3. Compound Engineering — Make Each Task Easier Than the Last

What it is: A workflow where you document what you learn after each task. Bugs found, patterns discovered, gotchas identified. That knowledge feeds into the next task, making it faster and better.

Why it matters now: Most people use agents for one-off tasks. They don't capture what was learned. Each new task starts from scratch.

Compound Engineering flips that — each task makes the next one easier because the system learns.

The key insight: It's a learning loop.

Feedback loops help you pass the current task. Learning loops help you pass future tasks better.

Try, check, reflect, document, repeat. The agent gets smarter about your codebase over time. So do you.

How it works:

  1. Agent completes a task
  2. You review what worked and what didn't
  3. You document learnings (in AGENTS.md, progress files, or commit messages)
  4. Next task benefits from that knowledge

Resources:

4. Ralph Wiggum — Autonomous Loops Until Done

What it is: A pattern (and open-source tool) that runs an AI agent in a loop until all tasks are complete. Each iteration starts with a fresh context window. Memory persists through git commits, a progress file, and a task list.

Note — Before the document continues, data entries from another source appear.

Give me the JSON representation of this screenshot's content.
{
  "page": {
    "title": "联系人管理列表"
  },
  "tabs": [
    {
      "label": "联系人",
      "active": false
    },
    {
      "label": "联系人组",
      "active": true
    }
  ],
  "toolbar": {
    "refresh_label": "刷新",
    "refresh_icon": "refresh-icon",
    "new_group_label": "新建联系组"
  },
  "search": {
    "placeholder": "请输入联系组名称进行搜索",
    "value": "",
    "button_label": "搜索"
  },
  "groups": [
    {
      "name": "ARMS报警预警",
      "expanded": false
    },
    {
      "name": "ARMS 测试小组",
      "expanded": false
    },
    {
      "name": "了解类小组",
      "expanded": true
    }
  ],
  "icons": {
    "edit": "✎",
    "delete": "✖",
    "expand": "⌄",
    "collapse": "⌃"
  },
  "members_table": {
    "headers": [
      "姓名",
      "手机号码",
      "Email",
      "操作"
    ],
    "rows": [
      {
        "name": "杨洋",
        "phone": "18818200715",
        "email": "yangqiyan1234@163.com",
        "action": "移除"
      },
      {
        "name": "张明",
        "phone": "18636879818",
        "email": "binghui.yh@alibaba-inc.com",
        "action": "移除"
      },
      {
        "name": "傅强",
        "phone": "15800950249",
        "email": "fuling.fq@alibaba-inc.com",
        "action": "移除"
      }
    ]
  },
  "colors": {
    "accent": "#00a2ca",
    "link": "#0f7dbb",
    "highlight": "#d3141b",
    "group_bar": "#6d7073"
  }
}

Why it matters now: You don't have to babysit agents for every step. Define what "done" looks like, break it into small tasks, and let the agent iterate until everything passes. It's feedback loops, automated.

The key insight: Each iteration, the agent tries, checks its work, and adjusts. It's the same loop we use in TDD. Write a test, fail, fix, pass. Ralph automates that cycle for agents, but again, feedback loops are key here too. If you write a bad unit tests, it will pass but the behavior will be not well implemented. If you do the same with the feedback loop, the agent will write code that doesn't meet your expectations but it will pass the checks. So you need to make sure your feedback loops are tight and effective.

How it works:

  1. You define tasks in a prd.json file
  2. Ralph picks the next incomplete task
  3. Agent implements it and runs checks
  4. If checks pass, it commits and marks the task done
  5. The agent instance dies
  6. A new agent instance with a clean context window is created
  7. New agent instance picks the next task
  8. Repeat until all tasks complete

Resources:


These four concepts are your foundation. Master them and you'll be ahead of most developers still figuring this out.

But here's what I really want to say: this is the moment.

I feel like I'm back in college — devouring everything I can about how things are built. Back then it was stories about Linus creating Linux in his dorm, or how Dell started from a garage. Now it's reading about how someone built an autonomous agent over a weekend, or how a solo dev shipped a product that would've taken a team of ten.

The stories are everywhere. Filter out the hype and the self-promotion. Find the builders who share what they actually learned. Read their journeys from start to finish. That's where the real lessons are.

Here's one I read this week: Mario Zechner's "What I learned building an opinionated and minimal coding agent". He explains why he built his own agent instead of using what's out there, and every decision he made along the way. Read it from start to finish. That's the kind of content that makes you better.

We're living through something big.

AI will not replace developers, it's like having bionic legs. You now don't need to worry about if your legs will be strong enough to run a marathon, you just need to think on how it's the best approach, the right strategy, the best way to use them to finish the race first. You need to focus on be the command of the starship, let the agents be your crew.